A very quick summary, a short display of the demos for some of these applications. Coming back to our presentation: we can go on and on, and if you're interested in more detail, please contact us. We'd be happy to do much more detailed demos specific to your scenarios.

Accuracy and hallucinations: four techniques

Then the question does come up all the time: what about accuracy and hallucinations? Of course, you're never going to architect a system that is 100% free of hallucinations. You can minimize them to a large extent. By large extent, I mean de minimis.

The four techniques we use to do that:

One, system prompt engineering. This is where we've spent a ton of time to make sure this is operating in a box.

Two, source citations every time. Where the data is from, where the calculations were done.

Three, grounding in the context graph, so there's no going into the LLM without controls. We are telling the LLM how the data is related to each other, and we know it's accurate and timely.

Four, we incorporate confidence scores in everything. It becomes much more confident when there's a human reviewer.

We are never saying there's not going to be a human in the loop here. The intention is to make sustainability practitioners far more efficient at their jobs. Eventually, this does require legal oversight and oversight from humans as well. There's always going to be some, but it's going to be far more minimal.
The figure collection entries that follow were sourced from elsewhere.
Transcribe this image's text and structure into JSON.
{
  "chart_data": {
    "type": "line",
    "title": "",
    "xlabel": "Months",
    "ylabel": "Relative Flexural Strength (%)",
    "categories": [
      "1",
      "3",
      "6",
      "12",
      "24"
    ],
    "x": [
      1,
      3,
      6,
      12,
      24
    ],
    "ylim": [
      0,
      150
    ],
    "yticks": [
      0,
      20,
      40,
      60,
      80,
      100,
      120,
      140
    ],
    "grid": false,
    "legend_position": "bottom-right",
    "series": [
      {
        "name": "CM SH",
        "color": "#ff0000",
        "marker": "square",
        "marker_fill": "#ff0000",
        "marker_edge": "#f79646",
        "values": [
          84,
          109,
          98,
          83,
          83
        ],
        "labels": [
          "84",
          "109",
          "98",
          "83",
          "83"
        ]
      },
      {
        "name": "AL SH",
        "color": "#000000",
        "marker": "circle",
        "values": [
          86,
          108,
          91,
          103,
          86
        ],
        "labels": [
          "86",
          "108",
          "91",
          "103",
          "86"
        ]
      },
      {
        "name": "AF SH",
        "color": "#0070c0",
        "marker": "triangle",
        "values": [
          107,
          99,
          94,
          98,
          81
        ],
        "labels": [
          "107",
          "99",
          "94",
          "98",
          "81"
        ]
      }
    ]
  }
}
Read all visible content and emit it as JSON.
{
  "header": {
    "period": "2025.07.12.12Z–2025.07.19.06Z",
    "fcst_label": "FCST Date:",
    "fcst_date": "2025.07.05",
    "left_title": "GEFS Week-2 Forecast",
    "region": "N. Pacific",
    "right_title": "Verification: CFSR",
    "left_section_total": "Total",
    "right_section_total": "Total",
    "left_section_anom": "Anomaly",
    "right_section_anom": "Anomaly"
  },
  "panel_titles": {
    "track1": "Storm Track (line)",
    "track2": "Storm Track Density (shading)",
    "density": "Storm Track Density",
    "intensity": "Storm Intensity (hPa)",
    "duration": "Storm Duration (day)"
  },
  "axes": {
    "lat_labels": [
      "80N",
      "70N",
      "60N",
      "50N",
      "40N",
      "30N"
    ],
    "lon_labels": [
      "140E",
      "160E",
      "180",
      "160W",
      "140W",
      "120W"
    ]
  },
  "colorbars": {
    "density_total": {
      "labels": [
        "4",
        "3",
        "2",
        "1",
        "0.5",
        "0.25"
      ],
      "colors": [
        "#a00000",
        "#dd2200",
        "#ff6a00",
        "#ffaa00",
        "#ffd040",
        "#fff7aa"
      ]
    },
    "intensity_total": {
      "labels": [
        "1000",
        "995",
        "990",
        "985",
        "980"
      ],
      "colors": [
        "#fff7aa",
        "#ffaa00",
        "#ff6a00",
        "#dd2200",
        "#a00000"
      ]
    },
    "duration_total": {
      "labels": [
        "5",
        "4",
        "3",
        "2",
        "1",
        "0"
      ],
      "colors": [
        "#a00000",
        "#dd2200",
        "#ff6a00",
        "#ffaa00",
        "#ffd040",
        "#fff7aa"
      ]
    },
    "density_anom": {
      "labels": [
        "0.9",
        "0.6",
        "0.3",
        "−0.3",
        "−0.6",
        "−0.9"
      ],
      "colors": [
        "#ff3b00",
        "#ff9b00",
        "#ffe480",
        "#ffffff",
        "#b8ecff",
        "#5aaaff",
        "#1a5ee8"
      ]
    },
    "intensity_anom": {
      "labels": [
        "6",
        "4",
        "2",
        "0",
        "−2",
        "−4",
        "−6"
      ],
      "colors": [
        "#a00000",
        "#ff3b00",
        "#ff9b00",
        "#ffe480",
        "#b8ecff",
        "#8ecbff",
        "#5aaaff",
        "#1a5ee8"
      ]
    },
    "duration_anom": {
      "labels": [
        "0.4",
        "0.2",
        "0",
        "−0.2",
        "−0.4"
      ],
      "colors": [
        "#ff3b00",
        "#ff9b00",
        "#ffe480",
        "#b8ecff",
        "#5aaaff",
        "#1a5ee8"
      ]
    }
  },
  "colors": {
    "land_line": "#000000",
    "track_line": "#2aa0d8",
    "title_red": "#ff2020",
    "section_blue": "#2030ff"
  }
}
The future: customers building their own agents

Now, how do you interact with this? What you saw in the application is a smattering of applications and agents that make sense. But the key thing we're moving into is that the context graph is so valuable that you, as a customer, will create your own agents, your own applications on top of it. You can choose your own, build it in Claude, Cursor, Replit, any vibe coding tools, what have you. Extremely valuable and very ingrained into your normal day-to-day life. This is where the future is.